ISOLATION OF BRADYOXETIN


 


Preparation of CDF


 

1.                  Bacteria cultures were grown up in Minimal medium to
late log phase (OD600 = 2.0).

2.                  Equal volume of ethyl acetate (Optima Grade, Fisher
Scientific) was then added and incubated, with shaking at 200 rpm, for 1
h.  

3.                  The flasks were then allowed to sit for 1 h, or as
long as it takes to separate the aqueous phase from the ethyl acetate
phase.  Should the layers fail to separate, additional ethyl acetate is
added and step 3 is repeated.

4.                  Remove the top layer containing the ethyl acetate
using a glass pipette, and store in glass container.  The ethyl acetate
is removed by blow-drying, using the house air-line.

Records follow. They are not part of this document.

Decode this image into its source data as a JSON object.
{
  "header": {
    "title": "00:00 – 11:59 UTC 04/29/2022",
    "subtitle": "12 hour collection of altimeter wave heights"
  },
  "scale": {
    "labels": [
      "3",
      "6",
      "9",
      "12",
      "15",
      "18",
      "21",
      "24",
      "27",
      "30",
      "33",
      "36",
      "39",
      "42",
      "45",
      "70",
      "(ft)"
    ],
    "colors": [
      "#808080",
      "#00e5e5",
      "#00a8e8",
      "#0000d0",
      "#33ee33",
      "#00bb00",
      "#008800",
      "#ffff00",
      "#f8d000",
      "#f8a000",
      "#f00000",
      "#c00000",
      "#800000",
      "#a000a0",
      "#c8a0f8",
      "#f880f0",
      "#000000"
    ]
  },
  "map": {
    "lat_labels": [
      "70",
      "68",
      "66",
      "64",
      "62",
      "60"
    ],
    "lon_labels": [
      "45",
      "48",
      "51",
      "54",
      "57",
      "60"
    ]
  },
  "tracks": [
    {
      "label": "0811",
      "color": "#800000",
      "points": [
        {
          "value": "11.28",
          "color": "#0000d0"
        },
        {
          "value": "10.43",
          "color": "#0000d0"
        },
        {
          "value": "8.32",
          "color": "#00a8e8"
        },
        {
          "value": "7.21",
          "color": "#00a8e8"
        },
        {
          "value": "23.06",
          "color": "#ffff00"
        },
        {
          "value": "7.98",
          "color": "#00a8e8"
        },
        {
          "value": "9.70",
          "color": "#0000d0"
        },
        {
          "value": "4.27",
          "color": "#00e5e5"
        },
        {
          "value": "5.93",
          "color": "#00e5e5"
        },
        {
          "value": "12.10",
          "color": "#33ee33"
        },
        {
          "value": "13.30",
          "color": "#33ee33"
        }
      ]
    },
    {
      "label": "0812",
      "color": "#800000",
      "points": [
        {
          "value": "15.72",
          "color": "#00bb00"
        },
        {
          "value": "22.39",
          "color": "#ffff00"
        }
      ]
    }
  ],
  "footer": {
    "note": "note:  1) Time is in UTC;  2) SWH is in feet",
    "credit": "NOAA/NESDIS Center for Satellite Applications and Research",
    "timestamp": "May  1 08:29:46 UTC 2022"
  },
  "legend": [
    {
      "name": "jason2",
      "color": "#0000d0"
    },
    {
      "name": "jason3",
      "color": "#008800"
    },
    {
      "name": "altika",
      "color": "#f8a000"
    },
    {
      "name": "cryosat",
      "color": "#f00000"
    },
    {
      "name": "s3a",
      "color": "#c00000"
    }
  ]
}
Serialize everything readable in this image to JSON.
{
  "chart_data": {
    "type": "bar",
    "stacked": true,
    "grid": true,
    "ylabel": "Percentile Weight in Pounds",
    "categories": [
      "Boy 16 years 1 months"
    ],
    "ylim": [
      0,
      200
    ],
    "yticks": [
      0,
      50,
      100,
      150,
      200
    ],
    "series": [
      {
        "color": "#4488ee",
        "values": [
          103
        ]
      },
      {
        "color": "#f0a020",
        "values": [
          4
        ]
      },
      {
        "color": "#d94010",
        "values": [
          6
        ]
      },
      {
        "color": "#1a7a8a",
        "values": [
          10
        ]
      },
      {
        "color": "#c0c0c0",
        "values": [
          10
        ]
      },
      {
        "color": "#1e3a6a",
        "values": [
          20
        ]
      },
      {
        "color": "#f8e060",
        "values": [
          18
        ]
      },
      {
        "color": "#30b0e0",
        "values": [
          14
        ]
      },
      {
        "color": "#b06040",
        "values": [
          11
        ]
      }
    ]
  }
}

5.                  The concentrated extract, containing CDF, is then
stored at -20 C.

 


HPLC analyses of CDF


 

 

1.                  For analyses of CDF, the extracts are first
reconstituted in water, and then applied to a Sep-pak column (C18-M,
phenomenex).  The sep-pak columns are prepared using the following
steps:

 

a.       wash in Methanol

b.      wash in Water

2.                  The sample is then applied and pass through the
column with the pressure provided by a disposable syringe.

3.                  Reapply flow through of sample 4 times.

4.                  Wash column with water, and elute with 100%
methanol.

5.                  Eluted sample is then concentrated via blow-drying
(as above), and then resuspended in water before being applied to the
HPLC (C18 jupiter, phenomenex; 250 x 4.6 mm; 5 micron).

6.                  The following gradient is used for CDF isolation:

 

1 min 95% water/5% MeOH (inject sample)

1 min to 10 min (gradient to 40% MeOH)

hold 10 min

gradient to 100% MeOH  in 30 min

return solutions to  95% water/5% MeOH

 

7.                  CDF should elute at about 20 min after start of
gradient (ie. During the 10 min hold at 40% MeOH.